Nicaragua Protests against the Government Part III

In autumn 2018, however, the balance of power in the country shifted significantly. President Ortega was able to consolidate his position and went over to criminalizing and targeted prosecution of the opposition. The number of detainees facing conviction for coupism, terrorism, etc., was estimated at 500 to 600 in July 2018. According to the opposition “Alianza Cívica”, the number of political prisoners grewby February 2019 to a total of 767. Of these, 113 have already been sentenced to absurdly high sentences. The peasant leaders Mairena (himself a long member of the “Alianza Cívica”), Mena and Icabalceta were sentenced to 216, 210 and 159 years in prison respectively in a show trial, although the maximum legal sentence in the country is limited to 30 years. There are also 149 cases of “disappeared” people who are likely to have been the victims of extrajudicial executions. Many political leaders and activists have to go into hiding. An estimated 50,000 to 100,000 have already fled into exile abroad. The repression measures against freedom of expression and freedom of the press and the human rights organizations have since been intensified.

Because of the persecution and criminalization, the opposition had only limited room for maneuver. Nevertheless, on October 4, 2018, it created a new umbrella organization called “Unidad Nacional Azul y Blanco” (UNAB). The UNAB, together with the “Alianza Cívica”, is on the line of broad, national unity against the government of Daniel Ortega. A total of 43 social organizations have joined it, many of them from the grassroots movements of the “Articulación de Movimientos Sociales”. The private sector is holding back with its own actions and initiatives, but has by no means reconciled with Ortega. Mario Arana, the newly elected Chairman of the American Chamber of Commerce AMCHAM, and José Adán Chaverri, the head of the business association COSEP, leave no doubt that their associations will remain part of the opposition alliance Alianza Cívica.

Current development 2019/2020

The domestic political situation in Nicaragua, one of countries in Central America according to dentistrymyth, did not calm down in 2019. The Ortega government had to contend with major problems, with foreign policy isolation and the acute economic crisis in the foreground. The USA had called for new elections several times, and the so-called Nicaragua law(“Nica Act”) entered into force. This law contains a whole package of sensitive sanctions. There is no doubt that it has noticeably increased the pressure on Ortega. The European Parliament has condemned human rights violations in Nicaragua in several resolutions and called for a return to democratic conditions. The United Nations, the Organization of American States, the Vatican and many governments of other states have made similar statements. It should also be mentioned that the FSLN was expelled from the “Socialist International” in January 2019 for violating civil rights, persecuting journalists and disregarding basic values .

In this situation, President Ortega offered talks with the opposition on February 21, so a return to dialogue. He first spoke behind closed doors with the country’s most important economic bosses. This detail gives an important indication of Ortega’s intentions: He obviously wanted to build on the close cooperation with the private sector over the past decade. It was now his interest to avoid the deepening of the economic crisis and to reverse the painful sanctions on the part of the USA. The representatives of the business associations (COSEP, AmCham, etc.) have remained on an oppositional course to this day. The first meeting of the government delegation with the “Alianza Cívica” took place on February 27th. The Alianza Cívica delegation called for the release of all political prisoners and the restoration of political freedoms as a precondition for all further talks. In fact, on March 29, the first government-opposition agreement was signed. It provided for the full release of all political prisoners within 90 days. This should include the termination of their criminal proceedings.

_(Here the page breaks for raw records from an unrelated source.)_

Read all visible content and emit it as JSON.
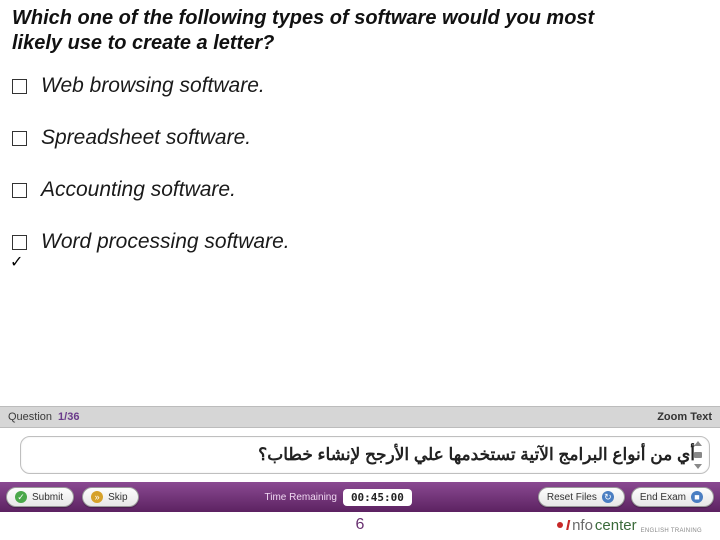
{
  "question": "Which one of the following types of software would you most likely use to create a letter?",
  "options": [
    {
      "label": "Web browsing software.",
      "checked": false
    },
    {
      "label": "Spreadsheet software.",
      "checked": false
    },
    {
      "label": "Accounting software.",
      "checked": false
    },
    {
      "label": "Word processing software.",
      "checked": true
    }
  ],
  "status": {
    "question_label": "Question",
    "counter": "1/36",
    "zoom_label": "Zoom Text"
  },
  "translation": "أي من أنواع البرامج الآتية تستخدمها علي الأرجح لإنشاء خطاب؟",
  "toolbar": {
    "submit": "Submit",
    "skip": "Skip",
    "time_label": "Time Remaining",
    "time_value": "00:45:00",
    "reset": "Reset Files",
    "end": "End Exam"
  },
  "footer": {
    "slide_number": "6",
    "logo_text_1": "nfo",
    "logo_text_2": "center",
    "logo_sub": "ENGLISH TRAINING"
  }
}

However, the talks had been blocked again since the end of March. The government released groups of prisoners in batches, but was far from fulfilling the agreements of March 29th (for more information on the issue of political prisoners see under “Human rights and corruption). At the end of June the agreed period of three months passed without a solution vision came. on July 19, Daniel Ortega made in his speech on the 40th anniversary of the Sandinista revolution very clear that he would not continue to talk with the opposition (despite their offer to continue the dialogue). the interruption of the dialogue came just as surprising and arbitrary as the interview offer in February. Linked to this was the reference to the “elections in 2021”, ie his unwavering intention not to resign by then.

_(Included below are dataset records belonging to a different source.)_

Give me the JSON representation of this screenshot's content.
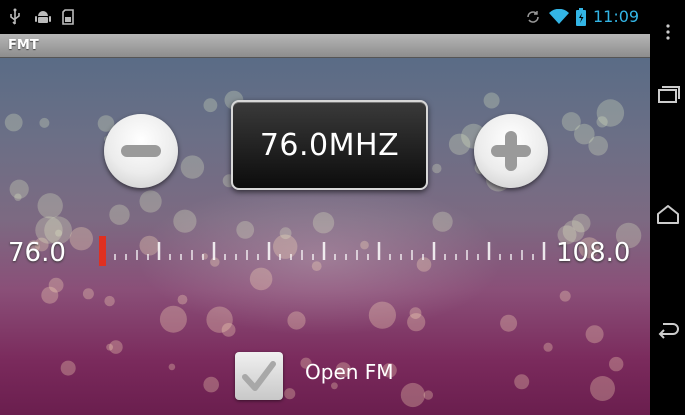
{
  "status_bar": {
    "time": "11:09",
    "icons": [
      "usb-icon",
      "android-debug-icon",
      "sd-card-icon",
      "sync-icon",
      "wifi-icon",
      "battery-icon"
    ]
  },
  "app": {
    "title": "FMT"
  },
  "radio": {
    "frequency": "76.0MHZ",
    "min_label": "76.0",
    "max_label": "108.0",
    "tuned_fraction": 0.0,
    "decrease_icon": "minus-icon",
    "increase_icon": "plus-icon"
  },
  "open_fm": {
    "label": "Open FM",
    "checked": true
  },
  "colors": {
    "accent": "#33b5e5",
    "tuner_marker": "#e03020"
  },
  "nav_bar": {
    "icons": [
      "overflow-menu-icon",
      "recents-icon",
      "home-icon",
      "back-icon"
    ]
  }
}
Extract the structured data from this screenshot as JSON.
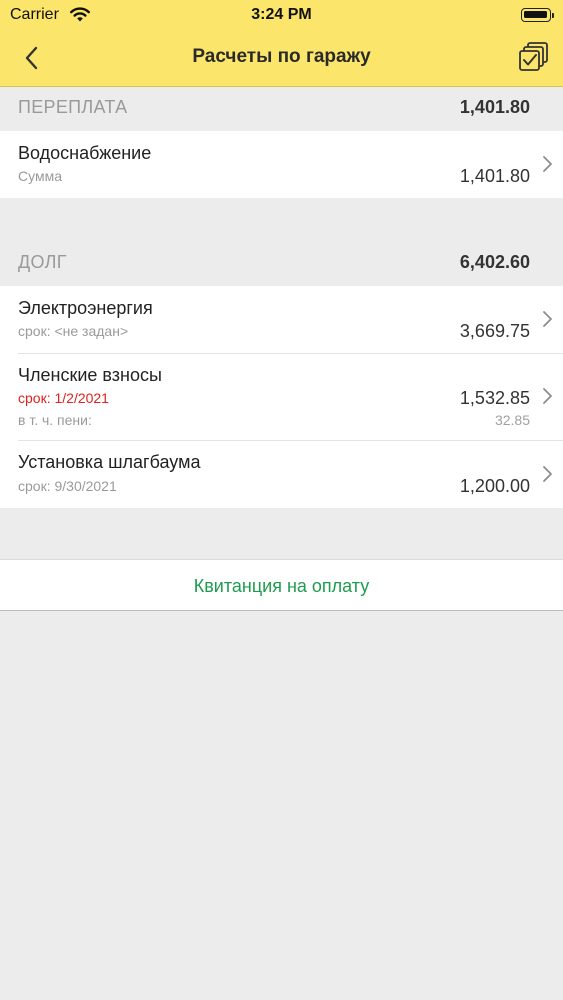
{
  "status_bar": {
    "carrier": "Carrier",
    "time": "3:24 PM"
  },
  "nav": {
    "title": "Расчеты по гаражу",
    "back_icon": "chevron-left-icon",
    "action_icon": "multi-select-checkbox-icon"
  },
  "overpayment": {
    "label": "ПЕРЕПЛАТА",
    "total": "1,401.80",
    "items": [
      {
        "name": "Водоснабжение",
        "sub": "Сумма",
        "value": "1,401.80"
      }
    ]
  },
  "debt": {
    "label": "ДОЛГ",
    "total": "6,402.60",
    "items": [
      {
        "name": "Электроэнергия",
        "sub": "срок: <не задан>",
        "value": "3,669.75"
      },
      {
        "name": "Членские взносы",
        "sub": "срок: 1/2/2021",
        "sub_color": "#e0211d",
        "sub2": "в т. ч. пени:",
        "value": "1,532.85",
        "value2": "32.85"
      },
      {
        "name": "Установка шлагбаума",
        "sub": "срок: 9/30/2021",
        "value": "1,200.00"
      }
    ]
  },
  "receipt_button": {
    "label": "Квитанция на оплату"
  },
  "colors": {
    "header": "#fbe56a",
    "accent_green": "#1d9c4f",
    "overdue_red": "#e0211d",
    "background": "#ececec"
  }
}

With the four-month episode of “Dialog” Ortega was able to buy time again. Essential foundations of his regime have been politically lost, above all the close cooperation with private entrepreneurs and the foreign policy safeguarding of his long successful economic model. But he kept control of the ruling apparatus. The state bureaucracy, the police, the paramilitary groups, the judiciary and parliament are firmly in his hands. The army, which stayed out of the bloody repression in 2018 and declared it “neutral”, continues to express its unreserved loyalty to the president. The service of Commander General Avilés, who stands for this line, was extended for a further five years on November 18, 2019. According to surveys, the government has suffered a massive loss of confidence among the population. But still around a third of Nicaraguans supported Ortega at the beginning of 2020 and declared that they wanted to re-elect him as president. In addition, the FSLN was still the only relevant variable in the party system.